Yes but not in the way you want.
"Will we get back?"
Maybe but you'd just break up again.
"I know in my heart that we're meant to be together."
Well stop thinking with your heart then because it's wrong. Start thinking with your head. If you were meant to be together you wouldn't have broken up in the first place.
"The next day he rang and said he is still uncertain bout our future and worried that the same thing would happen all over again" You should listen to him he's right. He broke up with you, he knows the reasons he broke up with you are still valid so while he may still have feelings for you he knows he can't get back together with you. You getting together recently was just his old feelings messing with his head.
"It was great, although it felt like nothing bad had ever happened and we had never split up." Well it did happen and what you were feeling was just an illusion, the hope that you could be together again.
"It's so hard because we're getting on so well as friends"
Yes getting on well as friends but not lovers. Look your not going to get over him while you two are still friends. A five year relationship is exceptionally tough to get over, magnify that by 100 if you still love the person and by 1000 if you're still friends.
As long as remain in contact with him you will feel this way, you will not move on because you won't be able to and while you don't want to because you want him back. He doesn't want that. He's tried and realized it's not going to work.

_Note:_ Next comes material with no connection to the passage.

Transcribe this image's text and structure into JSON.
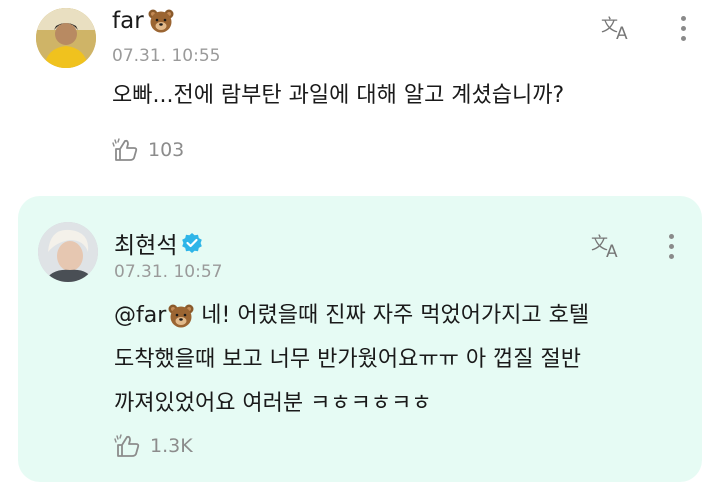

I would give you advice but you won't listen nor do it, so I'll just wish you luck. It's going to be a long hard road for you of misery and false hope, you might try again and it will fail again, you'll probably kiss again and talk about getting back together again but ti's juts not going to work. All the while you'll be still friends and you'll still be pining for a guy you can't have. Until eventually he finds another girl and you'll be crushed.